VIENNA - Dr. David Avery, medical director for the Mid-Ohio Valley Health Department and a private practice physician, had mixed reaction to the U.S. Supreme Court's 5-4 ruling Thursday. The court ruling upheld the constitutionality of the Affordable Care Act.
"I think the bill had some very good parts in it that were certainly worth keeping, like covering pre-existing conditions, and keeping children on policies and not discriminating and no annual limits, but there were also some very bad parts, the oversight provisions relating to the government I really dislike," Avery said.
"Some of the conditions that force people to have insurance - I think we need to encourage people to have insurance, but those provisions in the bill seemed a little heavy handed to me," he said.

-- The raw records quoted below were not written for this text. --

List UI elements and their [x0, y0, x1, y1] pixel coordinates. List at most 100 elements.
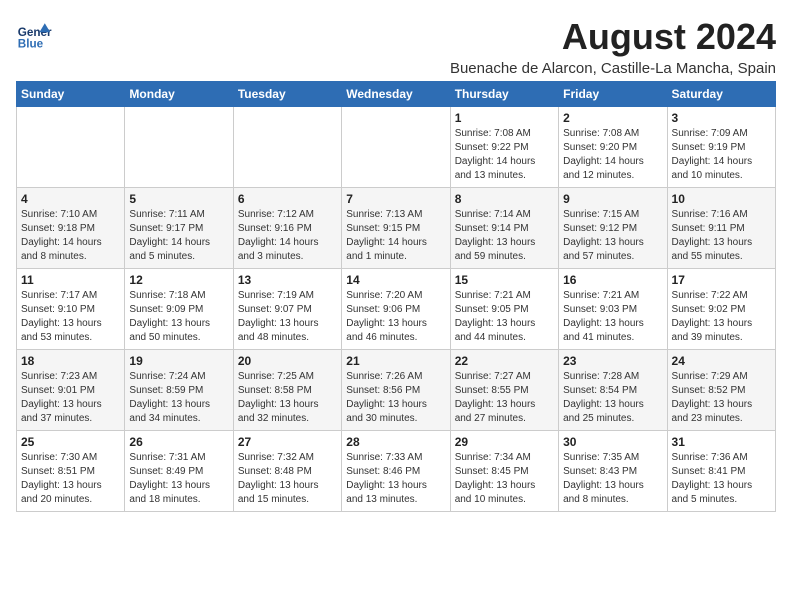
day-number: 18	[21, 354, 120, 368]
calendar-day-10: 10 Sunrise: 7:16 AMSunset: 9:11 PMDayligh…	[667, 188, 775, 269]
day-number: 12	[129, 273, 228, 287]
day-info: Sunrise: 7:36 AMSunset: 8:41 PMDaylight:…	[672, 451, 771, 507]
calendar-day-3: 3 Sunrise: 7:09 AMSunset: 9:19 PMDaylight…	[667, 107, 775, 188]
calendar-day-1: 1 Sunrise: 7:08 AMSunset: 9:22 PMDaylight…	[450, 107, 558, 188]
day-info: Sunrise: 7:08 AMSunset: 9:20 PMDaylight:…	[563, 127, 662, 183]
day-info: Sunrise: 7:34 AMSunset: 8:45 PMDaylight:…	[455, 451, 554, 507]
calendar-day-27: 27 Sunrise: 7:32 AMSunset: 8:48 PMDayligh…	[233, 431, 341, 512]
day-info: Sunrise: 7:26 AMSunset: 8:56 PMDaylight:…	[346, 370, 445, 426]
calendar-day-28: 28 Sunrise: 7:33 AMSunset: 8:46 PMDayligh…	[342, 431, 450, 512]
day-info: Sunrise: 7:27 AMSunset: 8:55 PMDaylight:…	[455, 370, 554, 426]
day-number: 2	[563, 111, 662, 125]
calendar-empty-cell	[17, 107, 125, 188]
page-header: General Blue August 2024 Buenache de Ala…	[16, 16, 776, 77]
weekday-header-friday: Friday	[559, 82, 667, 107]
day-number: 3	[672, 111, 771, 125]
day-number: 13	[238, 273, 337, 287]
day-info: Sunrise: 7:13 AMSunset: 9:15 PMDaylight:…	[346, 208, 445, 264]
weekday-header-sunday: Sunday	[17, 82, 125, 107]
calendar-week-row: 11Sunrise: 7:17 AMSunset: 9:10 PMDayligh…	[17, 269, 776, 350]
day-info: Sunrise: 7:18 AMSunset: 9:09 PMDaylight:…	[129, 289, 228, 345]
weekday-header-tuesday: Tuesday	[233, 82, 341, 107]
calendar-day-30: 30Sunrise: 7:35 AMSunset: 8:43 PMDayligh…	[559, 431, 667, 512]
day-info: Sunrise: 7:24 AMSunset: 8:59 PMDaylight:…	[129, 370, 228, 426]
day-info: Sunrise: 7:20 AMSunset: 9:06 PMDaylight:…	[346, 289, 445, 345]
day-number: 21	[346, 354, 445, 368]
calendar-day-13: 13 Sunrise: 7:19 AMSunset: 9:07 PMDayligh…	[233, 269, 341, 350]
calendar-day-20: 20 Sunrise: 7:25 AMSunset: 8:58 PMDayligh…	[233, 350, 341, 431]
day-number: 26	[129, 435, 228, 449]
day-info: Sunrise: 7:29 AMSunset: 8:52 PMDaylight:…	[672, 370, 771, 426]
day-number: 14	[346, 273, 445, 287]
location-subtitle: Buenache de Alarcon, Castille-La Mancha,…	[450, 60, 776, 77]
day-number: 27	[238, 435, 337, 449]
calendar-week-row: 4 Sunrise: 7:10 AMSunset: 9:18 PMDaylight…	[17, 188, 776, 269]
calendar-day-5: 5 Sunrise: 7:11 AMSunset: 9:17 PMDaylight…	[125, 188, 233, 269]
calendar-table: SundayMondayTuesdayWednesdayThursdayFrid…	[16, 81, 776, 512]
day-number: 7	[346, 192, 445, 206]
day-number: 1	[455, 111, 554, 125]
calendar-day-19: 19Sunrise: 7:24 AMSunset: 8:59 PMDayligh…	[125, 350, 233, 431]
calendar-day-4: 4 Sunrise: 7:10 AMSunset: 9:18 PMDaylight…	[17, 188, 125, 269]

Avery predicted the act will see revisions.
"It will probably see a lot of modification before it's done. There is too much division in people, and with a 5-4 Supreme Court decision, I think we are going to see some more changes," Avery said, noting it may go back to court or changes may be made through Congress. "The election may have an effect as well," he noted.
"There are really some parts of the bill that are worth keeping, some are really scary. I think more will come out, and as it does there may be more people against it. Congress may pick them up and there may be more interest in the courts. There are a lot of government oversights I don't think people realize are there yet, and that could become nasty," he said.
Avery is a past board member of the American Academy for Family Physicians. The AAFP has about 100,000 members. Avery said the organization has been involved in some lobbying efforts.
"I think overall the reform was a place to get started, to work from, we have to start somewhere. The system as it was unfair for a long time, not covering pre-existing problems and other issues, and what was put forth is a starting point. But I don't think this will go into effect as it is, I think we will see some more changes, at least I hope we do," Avery said.
Officials with Families USA, a national nonprofit organization for health care consumers, heralded the court ruling in a press release as a "clear, unambiguous and complete victory for long-overdue health care reform."
"No one will be denied health coverage or charged a discriminatory premium due to a pre-existing condition, such as children with asthma or diabetes," said Ron Pollack, executive director for the non-partisan organization.
"People with major health problems, like those in car accidents, will be protected against arbitrary lifetime or annual limits in how much insurance companies will pay for needed care; young adults can stay in their parents' health plans until they turn 26; tens of millions of uninsured people will gain health care coverage; seniors will receive significant Medicare improvements, such as preventive care with no deductibles or co-pays, and the big prescription drug coverage gap will close; women will no longer be charged discriminatory premiums, and moderate- and middle-income families will receive tax-credit subsidies so that insurance premiums are affordable," Pollack said.
"It has taken close to a century to enact meaningful health care reform. Now that the Supreme Court has upheld the law, it will become a living reality for all Americans very soon," he said.